Dalam rangka menyongsong peringatan Hari Ulang Tahun (HUT) Peradi ke-15 pada Februari 2020 mendatang, Peradi pimpinan Fauzie Yusuf Hasibuan meluncurkan program National Moot Court Competition (NMCC) di bidang Peradilan Tata Usaha Negara (PTUN). Pendaftaran kompetisi ini mulai dibuka pada 13 September 2019. Kompetisi Peradilan semu PTUN ini juga berbasis e-litigation (e-litigasi) sebagai bentuk dukungan dan sosialisasi bagi Mahkamah Agung (MA) yang belum lama ini mengeluarkan Perma E-Litigasi.

 

Ketua Panitia NMCC Peradi Bambang Hariyanto mengatakan kompetisi peradilan semu ini menjadi program unggulan Peradi selama 2 tahun ini. Pendaftaran kompetisi moot court ini dimulai 13 September dengan hadiah juara pertama sebesar Rp25 juta dan beasiswa pendidikan profesi advokat. Adapun puncak acara program kompetisi ini akan dilaksanakan pada Februari 2020 bertepatan dengan HUT Peradi ke-15.

 

“Kompetisi ini mimpi yang sangat lama. Hal ini dilakukan untuk meningkatkan kualitas pendidikan hukum dan mempersiapkan generasi penerus yang akan menjadi penegak hukum, terutama advokat,” kata Bambang di Kantor DPN Peradi, Grand Slipi, Jakarta Barat, Rabu (5/9/2019).

 

Dia menerangkan mekanisme peradilan semu PTUN ini akan dilaksanakan secara e-litigasi dengan sistem peradilan elektronik yang dibuat sendiri oleh Peradi, bukan yang dibuat oleh MA. Nantinya, para pihak yang ada dalam peradilan semu itu masuk dalam suatu akun yang dibuat oleh Peradi. Proses peradilan semu PTUN dimulai dari mendaftarkan permohonan atau gugatan hingga putusan secara elektronik, sehingga memang tidak ada tatap muka selama proses peradilan semu PTUN ini berjalan.

 

“Peradilan semu PTUN dengan e-litigasi ini menjadi salah satu bentuk dukungan terhadap MA yang telah menerapkan kebijakan e-court dan e-litigasi,” kata dia.

 

Guna mensukseskan kompetisi ini, Peradi bekerja sama dengan pihak lain.

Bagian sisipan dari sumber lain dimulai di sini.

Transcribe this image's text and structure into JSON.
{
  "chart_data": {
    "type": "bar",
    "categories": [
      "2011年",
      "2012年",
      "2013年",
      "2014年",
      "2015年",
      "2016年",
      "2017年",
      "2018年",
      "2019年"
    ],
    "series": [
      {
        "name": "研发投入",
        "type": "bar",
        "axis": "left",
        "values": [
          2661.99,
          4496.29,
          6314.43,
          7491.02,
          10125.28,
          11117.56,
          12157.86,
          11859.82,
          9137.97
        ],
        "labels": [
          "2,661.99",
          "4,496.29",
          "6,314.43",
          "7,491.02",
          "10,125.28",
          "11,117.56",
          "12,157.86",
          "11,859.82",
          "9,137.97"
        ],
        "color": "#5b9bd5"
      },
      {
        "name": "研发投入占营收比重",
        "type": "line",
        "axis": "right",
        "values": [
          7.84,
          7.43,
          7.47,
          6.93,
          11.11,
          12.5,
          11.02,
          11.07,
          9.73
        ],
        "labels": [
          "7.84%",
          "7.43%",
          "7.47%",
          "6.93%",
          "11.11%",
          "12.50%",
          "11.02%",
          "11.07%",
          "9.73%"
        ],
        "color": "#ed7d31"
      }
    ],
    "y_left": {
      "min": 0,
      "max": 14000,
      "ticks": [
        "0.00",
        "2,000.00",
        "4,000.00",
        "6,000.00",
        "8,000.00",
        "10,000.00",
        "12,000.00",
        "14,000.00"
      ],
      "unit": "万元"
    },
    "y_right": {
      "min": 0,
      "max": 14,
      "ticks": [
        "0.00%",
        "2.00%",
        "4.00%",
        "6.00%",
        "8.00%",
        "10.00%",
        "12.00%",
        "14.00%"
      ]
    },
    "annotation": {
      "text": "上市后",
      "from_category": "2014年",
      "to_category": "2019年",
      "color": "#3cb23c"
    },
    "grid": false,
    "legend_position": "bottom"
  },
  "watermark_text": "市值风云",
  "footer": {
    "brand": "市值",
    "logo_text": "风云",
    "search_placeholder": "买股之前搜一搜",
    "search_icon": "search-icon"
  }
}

Misalnya, penentuan dewan juri tidak hanya dari kalangan pengacara, tapi juga hakim PTUN, akademisi, pengajar hukum tata negara, dan dukungan lawfirm-law firm besar di Indonesia. Direncanakan tempat pelaksanaannya di Gedung Pengadilan Negeri Jakarta Barat karena Pengadilan TUN sedang direnovasi. “PN Jakarta Barat nantinya akan dibuat sedemikian rupa seperti pengadilan TUN karena yang berbeda hanya baju toganya saja,” lanjutnya.

 

Peradi juga melibatkan asosiasi mahasiswa yang biasa menyelenggarakan kompetisi moot court, seperti Asian Law Student Association (ALSA), Himpunan Komunitas Peradilan Semu Indonesia (HKPSI). “Jadi kita melibatkan dua komunitas mahasiswa yang biasa menyelenggaran NMCC. Ini terselenggara dari masukan mereka juga agar penyelenggaraan ini dilakukan dengan baik,” harapnya.